Ce que chaque génération défend et pourquoi
Ces socialisations distinctes expliquent que chaque groupe protège, souvent inconsciemment, des choses différentes. Les seniors défendent la continuité et l’engagement, qui ont structuré leur progression. Les quadras tiennent à leur crédibilité et à leur efficacité, conquises sous pression. Les plus jeunes revendiquent l’autonomie et la cohérence entre discours et pratiques, non par caprice, mais parce que l’instabilité de leur entrée dans le monde professionnel les a contraints à développer ces réflexes. Les données récentes confirment que la génération Z n’est pas désengagée : elle est exigeante sur l’alignement. Le conflit intergénérationnel résulte ainsi souvent d’une collision de logiques de survie professionnelle, et non d’une guerre de valeurs.
L’IA, révélatrice d’une insécurité transversale
L’intelligence artificielle agit aujourd’hui comme un miroir grossissant de ces tensions. En fragilisant l’expertise accumulée, en redistribuant la valeur et en favorisant les profils capables d’apprendre vite, elle remet en question la hiérarchie de l’expérience. L’insécurité qu’elle génère n’est pas générationnelle : elle est transversale. Tous les échelons sont concernés, à des titres différents.

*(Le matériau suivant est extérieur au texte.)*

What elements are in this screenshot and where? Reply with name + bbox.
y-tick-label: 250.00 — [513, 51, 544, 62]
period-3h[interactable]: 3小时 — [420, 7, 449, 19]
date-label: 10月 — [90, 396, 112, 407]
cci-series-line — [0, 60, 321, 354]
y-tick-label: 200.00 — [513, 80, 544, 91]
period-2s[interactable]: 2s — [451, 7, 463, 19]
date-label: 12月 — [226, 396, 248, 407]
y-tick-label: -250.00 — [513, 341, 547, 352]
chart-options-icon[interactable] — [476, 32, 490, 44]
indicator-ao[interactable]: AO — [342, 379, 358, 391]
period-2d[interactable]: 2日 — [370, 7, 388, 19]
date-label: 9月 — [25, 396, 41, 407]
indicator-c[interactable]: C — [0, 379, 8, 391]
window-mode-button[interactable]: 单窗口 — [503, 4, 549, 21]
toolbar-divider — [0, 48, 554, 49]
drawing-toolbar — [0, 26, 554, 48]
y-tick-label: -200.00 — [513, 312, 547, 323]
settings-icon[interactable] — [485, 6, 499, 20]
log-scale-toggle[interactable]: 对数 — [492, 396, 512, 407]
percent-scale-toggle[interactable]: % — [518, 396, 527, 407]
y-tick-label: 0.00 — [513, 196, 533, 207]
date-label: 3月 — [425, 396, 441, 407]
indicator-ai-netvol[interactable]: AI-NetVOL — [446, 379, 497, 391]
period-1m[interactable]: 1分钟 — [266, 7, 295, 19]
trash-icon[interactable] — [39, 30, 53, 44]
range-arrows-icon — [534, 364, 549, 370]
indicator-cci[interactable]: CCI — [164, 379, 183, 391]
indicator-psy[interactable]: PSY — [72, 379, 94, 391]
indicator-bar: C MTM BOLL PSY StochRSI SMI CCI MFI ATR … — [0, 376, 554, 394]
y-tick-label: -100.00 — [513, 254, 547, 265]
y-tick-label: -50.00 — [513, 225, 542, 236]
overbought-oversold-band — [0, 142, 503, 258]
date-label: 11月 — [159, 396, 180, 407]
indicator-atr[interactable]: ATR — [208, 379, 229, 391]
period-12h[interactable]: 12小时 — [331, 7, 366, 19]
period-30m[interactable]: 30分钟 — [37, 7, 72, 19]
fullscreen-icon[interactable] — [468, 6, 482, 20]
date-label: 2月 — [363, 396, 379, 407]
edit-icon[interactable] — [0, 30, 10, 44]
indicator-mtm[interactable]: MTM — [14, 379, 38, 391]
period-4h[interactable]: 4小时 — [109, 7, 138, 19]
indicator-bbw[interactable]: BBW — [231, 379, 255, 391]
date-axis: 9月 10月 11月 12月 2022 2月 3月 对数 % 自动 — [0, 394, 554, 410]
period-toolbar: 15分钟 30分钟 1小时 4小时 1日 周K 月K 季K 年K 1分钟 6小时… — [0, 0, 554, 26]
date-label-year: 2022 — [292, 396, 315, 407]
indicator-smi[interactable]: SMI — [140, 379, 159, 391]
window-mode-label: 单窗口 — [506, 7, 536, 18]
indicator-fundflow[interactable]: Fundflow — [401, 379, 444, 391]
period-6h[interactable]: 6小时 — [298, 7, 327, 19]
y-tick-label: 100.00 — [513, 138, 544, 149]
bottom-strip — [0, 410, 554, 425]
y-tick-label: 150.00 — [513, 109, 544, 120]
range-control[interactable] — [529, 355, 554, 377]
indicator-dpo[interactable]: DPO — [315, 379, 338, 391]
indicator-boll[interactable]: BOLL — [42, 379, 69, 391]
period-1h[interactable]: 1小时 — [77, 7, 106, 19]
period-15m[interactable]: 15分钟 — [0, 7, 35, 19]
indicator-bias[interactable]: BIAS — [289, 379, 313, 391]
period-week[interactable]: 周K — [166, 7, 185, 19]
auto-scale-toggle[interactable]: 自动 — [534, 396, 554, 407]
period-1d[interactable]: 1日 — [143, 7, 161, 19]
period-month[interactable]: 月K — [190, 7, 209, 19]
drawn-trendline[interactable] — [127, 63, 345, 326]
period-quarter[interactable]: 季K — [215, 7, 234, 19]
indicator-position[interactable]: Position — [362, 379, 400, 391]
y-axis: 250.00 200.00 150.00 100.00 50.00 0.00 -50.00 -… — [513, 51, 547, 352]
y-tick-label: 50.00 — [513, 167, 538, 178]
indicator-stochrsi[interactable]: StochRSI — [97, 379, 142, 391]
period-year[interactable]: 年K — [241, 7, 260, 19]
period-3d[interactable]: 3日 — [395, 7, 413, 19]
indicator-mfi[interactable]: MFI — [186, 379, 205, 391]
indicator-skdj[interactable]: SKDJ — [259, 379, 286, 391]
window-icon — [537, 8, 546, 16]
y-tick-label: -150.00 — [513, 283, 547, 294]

Repenser le rôle de l’entreprise comme espace de médiation
Le défi pour les organisations n’est pas de « manager des générations » mais de reconnaître la pluralité des socialisations du travail, d’organiser la transmission dans les deux sens, des seniors vers les juniors et inversement, et de repenser les espaces de travail comme lieux de lien plutôt que terrains d’exécution de tâches. Le bureau, choisi plutôt que subi, peut devenir un outil de cohésion intergénérationnelle.
Plutôt que de chercher à répondre à la question « Comment gérer les jeunes ? », les nouveaux récits du travail devront donc se concentrer sur les façons de faire cohabiter plusieurs visions du travail dans un même projet.